President Barack Obama telephoned his congratulations to Israeli Prime Minister Benjamin Netanyahu Thursday, two days after the prime minister was reelected to a fourth term.
A White House statement says Obama stressed the importance the U.S. puts on its close military and security cooperation with Israel.
He also reaffirmed the U.S. commitment to a two-state solution in any peace agreement between Israel and the Palestinians.
But a U.S. official said Obama also told the prime minister that the administration will have to “reassess” its policies toward Israel after Netanyahu appeared to backtrack on his support for a two-state solution.
Earlier Thursday, the Israeli prime minister rejected charges that he backtracked from his support for a two-state solution with the Palestinians.
Netanyahu raised diplomatic eyebrows the day before this week's Israeli parliamentary election when he said there will be no two-state solution under his watch.
But on Thursday, the prime minister told the U.S. television network MSNBC that he has not retracted his long-term policy that Jewish and Palestinian states can exist side-by-side.
"I don't want a one-state solution. I want a sustainable peaceful two-state solution. But for that, circumstances have to change,” he told MSNBC.
“If you want to get peace, you've got to get the Palestinian leadership to abandon their pact with Hamas and engage in genuine negotiations with Israel.”
Netanyahu said what he meant by his controversial pre-election comment was that the reality has changed since he endorsed two states during a speech six years ago, and that conditions are not ripe at this time. He said the Palestinian Authority refuses to recognize a Jewish state and Hamas militants now control Gaza.
Israel’s continued settlement activity in the Palestinian territories and Netanyahu’s outspoken opposition to nuclear talks with Iran have soured Israel's traditionally close ties with the United States.
But the prime minister said Thursday the U.S. and Israel are each other's greatest allies and have no choice but to work together.
Israel's election was viewed closely regarding its impact on U.S.-Israeli relations. Differences on key issues, including the Iran nuclear negotiations and stalled Israeli-Palestinian peace talks, have triggered tensions between the two governments.
Earlier this month, Netanyahu gave an impassioned speech before the U.S. Congress against an Iran nuclear deal being negotiated by the U.S. and five other world powers. He also said just before the polls opened Tuesday he would never support a Palestinian state, reversing a position he had held during his administration as Israel and the Palestinians conducted peace talks that eventually broke down.

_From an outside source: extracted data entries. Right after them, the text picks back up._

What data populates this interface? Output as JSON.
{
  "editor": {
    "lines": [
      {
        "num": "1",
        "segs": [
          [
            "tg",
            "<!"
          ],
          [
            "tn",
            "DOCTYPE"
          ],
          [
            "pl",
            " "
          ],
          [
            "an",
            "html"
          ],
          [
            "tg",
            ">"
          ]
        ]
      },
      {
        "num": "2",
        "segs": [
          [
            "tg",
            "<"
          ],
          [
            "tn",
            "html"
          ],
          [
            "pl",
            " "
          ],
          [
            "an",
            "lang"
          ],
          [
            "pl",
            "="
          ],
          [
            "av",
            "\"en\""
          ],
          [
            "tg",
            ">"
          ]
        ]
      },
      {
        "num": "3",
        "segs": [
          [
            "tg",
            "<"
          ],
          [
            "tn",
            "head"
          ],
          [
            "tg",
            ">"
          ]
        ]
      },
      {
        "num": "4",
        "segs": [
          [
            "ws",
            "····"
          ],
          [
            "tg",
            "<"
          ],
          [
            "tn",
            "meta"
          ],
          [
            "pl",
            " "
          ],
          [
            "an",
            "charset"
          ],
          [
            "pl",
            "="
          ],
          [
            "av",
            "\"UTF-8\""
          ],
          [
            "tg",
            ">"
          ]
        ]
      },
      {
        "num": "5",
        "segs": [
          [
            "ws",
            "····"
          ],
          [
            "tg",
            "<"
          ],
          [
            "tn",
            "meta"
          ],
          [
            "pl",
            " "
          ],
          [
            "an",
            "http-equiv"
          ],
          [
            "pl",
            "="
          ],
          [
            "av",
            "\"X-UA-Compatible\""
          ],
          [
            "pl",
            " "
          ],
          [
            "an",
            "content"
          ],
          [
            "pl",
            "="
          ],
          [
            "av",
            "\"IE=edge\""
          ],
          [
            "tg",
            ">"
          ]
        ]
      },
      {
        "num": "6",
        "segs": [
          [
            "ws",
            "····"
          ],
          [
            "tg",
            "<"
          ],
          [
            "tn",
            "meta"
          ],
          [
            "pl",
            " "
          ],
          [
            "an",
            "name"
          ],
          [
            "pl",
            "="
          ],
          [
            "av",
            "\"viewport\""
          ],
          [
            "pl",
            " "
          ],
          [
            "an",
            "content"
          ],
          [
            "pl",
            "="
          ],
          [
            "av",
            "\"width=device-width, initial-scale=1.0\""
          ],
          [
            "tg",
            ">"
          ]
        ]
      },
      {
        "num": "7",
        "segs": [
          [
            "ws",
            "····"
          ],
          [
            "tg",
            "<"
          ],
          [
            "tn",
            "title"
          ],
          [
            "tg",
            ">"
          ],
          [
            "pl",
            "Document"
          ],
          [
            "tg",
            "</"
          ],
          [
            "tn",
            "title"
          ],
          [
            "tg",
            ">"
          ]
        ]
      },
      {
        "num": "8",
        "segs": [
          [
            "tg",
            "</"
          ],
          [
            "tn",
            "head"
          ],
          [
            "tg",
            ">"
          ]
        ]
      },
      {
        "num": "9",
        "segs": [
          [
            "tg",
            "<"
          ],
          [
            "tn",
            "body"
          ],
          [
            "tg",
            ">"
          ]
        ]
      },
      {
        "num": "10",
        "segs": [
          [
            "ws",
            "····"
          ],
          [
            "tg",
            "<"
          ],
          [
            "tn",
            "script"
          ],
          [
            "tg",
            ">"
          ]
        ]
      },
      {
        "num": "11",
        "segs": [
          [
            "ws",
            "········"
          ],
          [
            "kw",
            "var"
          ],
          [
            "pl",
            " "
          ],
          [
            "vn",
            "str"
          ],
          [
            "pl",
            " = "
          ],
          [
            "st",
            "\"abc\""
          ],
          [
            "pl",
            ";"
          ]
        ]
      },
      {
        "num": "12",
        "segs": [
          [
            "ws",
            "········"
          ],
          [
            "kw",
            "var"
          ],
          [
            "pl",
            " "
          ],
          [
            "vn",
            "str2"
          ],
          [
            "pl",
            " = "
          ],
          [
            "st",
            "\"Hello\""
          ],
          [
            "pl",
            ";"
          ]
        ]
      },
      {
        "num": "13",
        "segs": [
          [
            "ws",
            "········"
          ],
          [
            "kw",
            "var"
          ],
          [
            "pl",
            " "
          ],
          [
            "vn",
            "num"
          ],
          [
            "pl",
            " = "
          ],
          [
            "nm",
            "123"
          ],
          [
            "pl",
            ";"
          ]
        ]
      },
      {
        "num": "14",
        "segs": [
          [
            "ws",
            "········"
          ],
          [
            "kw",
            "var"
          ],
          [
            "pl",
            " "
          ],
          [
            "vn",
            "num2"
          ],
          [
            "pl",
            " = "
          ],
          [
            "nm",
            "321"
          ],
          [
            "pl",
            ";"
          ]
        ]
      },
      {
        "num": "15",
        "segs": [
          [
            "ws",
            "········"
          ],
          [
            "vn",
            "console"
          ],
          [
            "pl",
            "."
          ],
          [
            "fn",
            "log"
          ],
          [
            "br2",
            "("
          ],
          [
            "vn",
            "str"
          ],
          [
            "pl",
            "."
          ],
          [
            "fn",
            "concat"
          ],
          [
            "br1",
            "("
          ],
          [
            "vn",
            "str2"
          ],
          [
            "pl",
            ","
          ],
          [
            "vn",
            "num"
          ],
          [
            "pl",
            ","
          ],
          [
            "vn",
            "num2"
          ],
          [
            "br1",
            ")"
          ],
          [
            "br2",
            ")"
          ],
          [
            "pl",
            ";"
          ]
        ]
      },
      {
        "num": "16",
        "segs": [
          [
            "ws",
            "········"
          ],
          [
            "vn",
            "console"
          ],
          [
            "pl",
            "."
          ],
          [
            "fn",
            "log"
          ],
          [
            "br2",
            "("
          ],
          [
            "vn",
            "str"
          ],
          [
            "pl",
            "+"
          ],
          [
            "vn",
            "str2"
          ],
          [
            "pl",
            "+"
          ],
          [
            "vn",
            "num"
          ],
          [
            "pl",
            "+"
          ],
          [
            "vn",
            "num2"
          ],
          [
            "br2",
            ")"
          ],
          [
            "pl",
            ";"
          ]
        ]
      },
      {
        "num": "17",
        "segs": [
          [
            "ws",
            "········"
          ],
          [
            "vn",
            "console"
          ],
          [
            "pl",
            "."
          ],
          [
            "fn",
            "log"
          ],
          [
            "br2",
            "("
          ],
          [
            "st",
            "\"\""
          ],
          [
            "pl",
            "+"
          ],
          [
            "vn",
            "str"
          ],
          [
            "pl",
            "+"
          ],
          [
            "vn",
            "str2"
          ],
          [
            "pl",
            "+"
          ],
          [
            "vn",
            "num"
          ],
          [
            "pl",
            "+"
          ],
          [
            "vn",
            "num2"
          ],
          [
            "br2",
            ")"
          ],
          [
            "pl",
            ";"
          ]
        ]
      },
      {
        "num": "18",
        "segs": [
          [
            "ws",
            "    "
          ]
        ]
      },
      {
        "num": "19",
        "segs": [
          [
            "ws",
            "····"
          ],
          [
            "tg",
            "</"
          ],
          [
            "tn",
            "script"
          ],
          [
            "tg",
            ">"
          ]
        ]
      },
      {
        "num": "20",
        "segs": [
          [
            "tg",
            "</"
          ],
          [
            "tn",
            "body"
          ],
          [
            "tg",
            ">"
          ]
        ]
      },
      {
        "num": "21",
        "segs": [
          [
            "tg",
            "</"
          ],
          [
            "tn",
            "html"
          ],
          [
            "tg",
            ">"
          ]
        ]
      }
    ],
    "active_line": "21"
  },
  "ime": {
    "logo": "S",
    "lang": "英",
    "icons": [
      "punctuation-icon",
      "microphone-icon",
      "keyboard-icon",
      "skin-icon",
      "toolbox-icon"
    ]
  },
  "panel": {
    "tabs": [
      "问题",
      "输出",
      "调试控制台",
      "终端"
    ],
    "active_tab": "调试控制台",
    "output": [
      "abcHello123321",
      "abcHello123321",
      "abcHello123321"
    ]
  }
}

Palestinian President Mahmoud Abbas said he does not think the Israeli government will be serious about achieving a political solution that will lead to the creation of two states.
Abbas also said the Palestinians will continue to seek "international legitimacy," a reference to their attempt to achieve statehood through the United Nations and other international bodies.
Prime Minister Netanyahu’s conservative Likud party won a surprisingly easy victory over the liberal Zionist Union party in Tuesday’s parliamentary election. Pre-election polls showed the race to be much closer.
A U.N. spokesperson, speaking on behalf of Secretary-General Ban Ki-moon, said it will be incumbent on the new Israeli government to create the conditions leading to a final peace deal with the Palestinians. He said Israel should take steps including a cessation of illegal settlement-building on occupied Palestinian land.
In Brussels, EU foreign policy chief Federica Mogherini said the bloc is committed to working with the incoming Israeli government on a "mutually beneficial relationship" and on re-launching the Middle East peace process.
U.S. Secretary of State John Kerry called Netanyahu on Wednesday to congratulate him on the victory.
Portions of this report are from AP, and some information is from AFP and Reuters.